The second might even be easier. Developers have lists of registered users and their associated email addresses and licenses. Just like there’s a “Redeem” section of the iTunes store, create a “Transfer License” area. Allow developers to upload a database of all their registered users to Apple. Customers who wish to transfer their licenses to the App Store can then fill out two fields: their email address on file with the dev and the license code they’ve already been issued. We’re probably mostly talking about power users here, so this two-step process shouldn’t be too difficult. Once the license is transferred, no one else can repeat this process (just as with the current iOS redeem codes). Furthermore, once the database was uploaded to Apple, the dev would in fact be implicitly agreeing to move all future purchases to the App Store, alleviating the need for two purchase channels. The existing user list goes in, and that’s it. After a while, this could even be phased out entirely.

I don’t think either of these would be too difficult to implement, especially in an effort to ease the transition from the web to the App Store for Mac purchases. It would be an extremely favorable position for Apple to take, and engender a lot of goodwill among users and devs, and would probably avoid polarizing the massive potential user base for the new store. I know I’d be more inclined to move toward it, knowing everything I’ve purchased thus far wasn’t completely negated by the new retail channel’s expectations.

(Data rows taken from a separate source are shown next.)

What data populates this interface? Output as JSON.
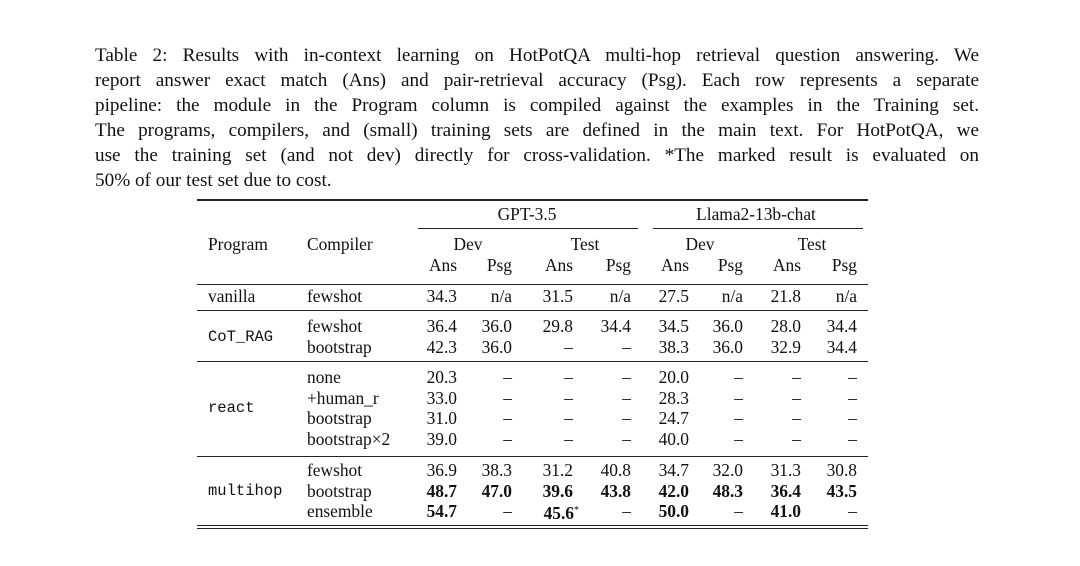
{
  "caption_lines": [
    "Table 2: Results with in-context learning on HotPotQA multi-hop retrieval question answering. We",
    "report answer exact match (Ans) and pair-retrieval accuracy (Psg). Each row represents a separate",
    "pipeline: the module in the Program column is compiled against the examples in the Training set.",
    "The programs, compilers, and (small) training sets are defined in the main text. For HotPotQA, we",
    "use the training set (and not dev) directly for cross-validation. *The marked result is evaluated on",
    "50% of our test set due to cost."
  ],
  "header": {
    "program": "Program",
    "compiler": "Compiler",
    "models": [
      "GPT-3.5",
      "Llama2-13b-chat"
    ],
    "splits": [
      "Dev",
      "Test",
      "Dev",
      "Test"
    ],
    "metrics": [
      "Ans",
      "Psg",
      "Ans",
      "Psg",
      "Ans",
      "Psg",
      "Ans",
      "Psg"
    ]
  },
  "groups": [
    {
      "program": "vanilla",
      "rows": [
        {
          "compiler": "fewshot",
          "cells": [
            {
              "v": "34.3"
            },
            {
              "v": "n/a"
            },
            {
              "v": "31.5"
            },
            {
              "v": "n/a"
            },
            {
              "v": "27.5"
            },
            {
              "v": "n/a"
            },
            {
              "v": "21.8"
            },
            {
              "v": "n/a"
            }
          ]
        }
      ]
    },
    {
      "program": "CoT_RAG",
      "rows": [
        {
          "compiler": "fewshot",
          "cells": [
            {
              "v": "36.4"
            },
            {
              "v": "36.0"
            },
            {
              "v": "29.8"
            },
            {
              "v": "34.4"
            },
            {
              "v": "34.5"
            },
            {
              "v": "36.0"
            },
            {
              "v": "28.0"
            },
            {
              "v": "34.4"
            }
          ]
        },
        {
          "compiler": "bootstrap",
          "cells": [
            {
              "v": "42.3"
            },
            {
              "v": "36.0"
            },
            {
              "v": "–"
            },
            {
              "v": "–"
            },
            {
              "v": "38.3"
            },
            {
              "v": "36.0"
            },
            {
              "v": "32.9"
            },
            {
              "v": "34.4"
            }
          ]
        }
      ]
    },
    {
      "program": "react",
      "rows": [
        {
          "compiler": "none",
          "cells": [
            {
              "v": "20.3"
            },
            {
              "v": "–"
            },
            {
              "v": "–"
            },
            {
              "v": "–"
            },
            {
              "v": "20.0"
            },
            {
              "v": "–"
            },
            {
              "v": "–"
            },
            {
              "v": "–"
            }
          ]
        },
        {
          "compiler": "+human_r",
          "cells": [
            {
              "v": "33.0"
            },
            {
              "v": "–"
            },
            {
              "v": "–"
            },
            {
              "v": "–"
            },
            {
              "v": "28.3"
            },
            {
              "v": "–"
            },
            {
              "v": "–"
            },
            {
              "v": "–"
            }
          ]
        },
        {
          "compiler": "bootstrap",
          "cells": [
            {
              "v": "31.0"
            },
            {
              "v": "–"
            },
            {
              "v": "–"
            },
            {
              "v": "–"
            },
            {
              "v": "24.7"
            },
            {
              "v": "–"
            },
            {
              "v": "–"
            },
            {
              "v": "–"
            }
          ]
        },
        {
          "compiler": "bootstrap×2",
          "cells": [
            {
              "v": "39.0"
            },
            {
              "v": "–"
            },
            {
              "v": "–"
            },
            {
              "v": "–"
            },
            {
              "v": "40.0"
            },
            {
              "v": "–"
            },
            {
              "v": "–"
            },
            {
              "v": "–"
            }
          ]
        }
      ]
    },
    {
      "program": "multihop",
      "rows": [
        {
          "compiler": "fewshot",
          "cells": [
            {
              "v": "36.9"
            },
            {
              "v": "38.3"
            },
            {
              "v": "31.2"
            },
            {
              "v": "40.8"
            },
            {
              "v": "34.7"
            },
            {
              "v": "32.0"
            },
            {
              "v": "31.3"
            },
            {
              "v": "30.8"
            }
          ]
        },
        {
          "compiler": "bootstrap",
          "cells": [
            {
              "v": "48.7",
              "b": true
            },
            {
              "v": "47.0",
              "b": true
            },
            {
              "v": "39.6",
              "b": true
            },
            {
              "v": "43.8",
              "b": true
            },
            {
              "v": "42.0",
              "b": true
            },
            {
              "v": "48.3",
              "b": true
            },
            {
              "v": "36.4",
              "b": true
            },
            {
              "v": "43.5",
              "b": true
            }
          ]
        },
        {
          "compiler": "ensemble",
          "cells": [
            {
              "v": "54.7",
              "b": true
            },
            {
              "v": "–"
            },
            {
              "v": "45.6",
              "b": true,
              "sup": "*"
            },
            {
              "v": "–"
            },
            {
              "v": "50.0",
              "b": true
            },
            {
              "v": "–"
            },
            {
              "v": "41.0",
              "b": true
            },
            {
              "v": "–"
            }
          ]
        }
      ]
    }
  ]
}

The Mac App Store is live, but not perfect.

The Mac App Store was unveiled earlier today with the 10.6.6 update, and while for a great many Mac users, it heralds a new, easy way to grab interesting software you might ordinarily have missed, it’s not without its foibles too.

For a regular user who just wants a way to browse for things like they do on their iPhone or iPad, it’s a great thing. Get all your apps in one place, get notified when they’re updated automatically as in iOS. But for power users, who are accustomed to the modicum of effort it takes to seek out and find apps, there are a few downsides. Already there are rumblings that certain popular apps had to remove pieces of functionality just to be included in the store. That could be a deal-breaker for someone who’s been using a piece of software and wants the unified benefits the App Store offers, but can’t give up a function he/she relies on.

Apps already installed on your Mac show up as installed, but as of now, won’t be updated through the App Store either, which can cause confusion for users. It’s probably because they don’t want people to purchase apps they already own again, but it’s a confusing UI choice. Could be a bug, could be a real pain further down the line when version numbers don’t quite match up, functions are different between two seemingly identical versions of the same app, and users have questions about what they have and why it isn’t like the other things they have.

Furthermore, before the iOS App Store, there really wasn’t a super easy way to get apps on and off your device. The ease of instant downloads and instant deletions made it perfect for not having to think too much about those impulse buys. But the Mac is very different. As of right now, I can’t find a simple “tap-and-hold” delete function for Mac apps like on iOS, and people are going to want that. Soon. Within the App Store app, I don’t see any mention of uninstallation. Just a purchase history. And considering that the Mac is not sandboxed the way iOS is, it could lead to problems and confusion in the future.

Considering Apple’s aiming this squarely at the standard user and not so much at the power user who understands where .plist files are stored and why they might be crashing your app every time you open it, they have a lot of work left to do to make it exactly the same kind of experience the iOS App Store has become. It’s a great first effort, but be prepared for some quizzical expressions here and there as we go along. Perhaps 10.7 will address some of these issues. I hope so, because as it stands, it’s just not the same fluid consumer experience people are used to. And that may be a bigger problem for Apple than they realize.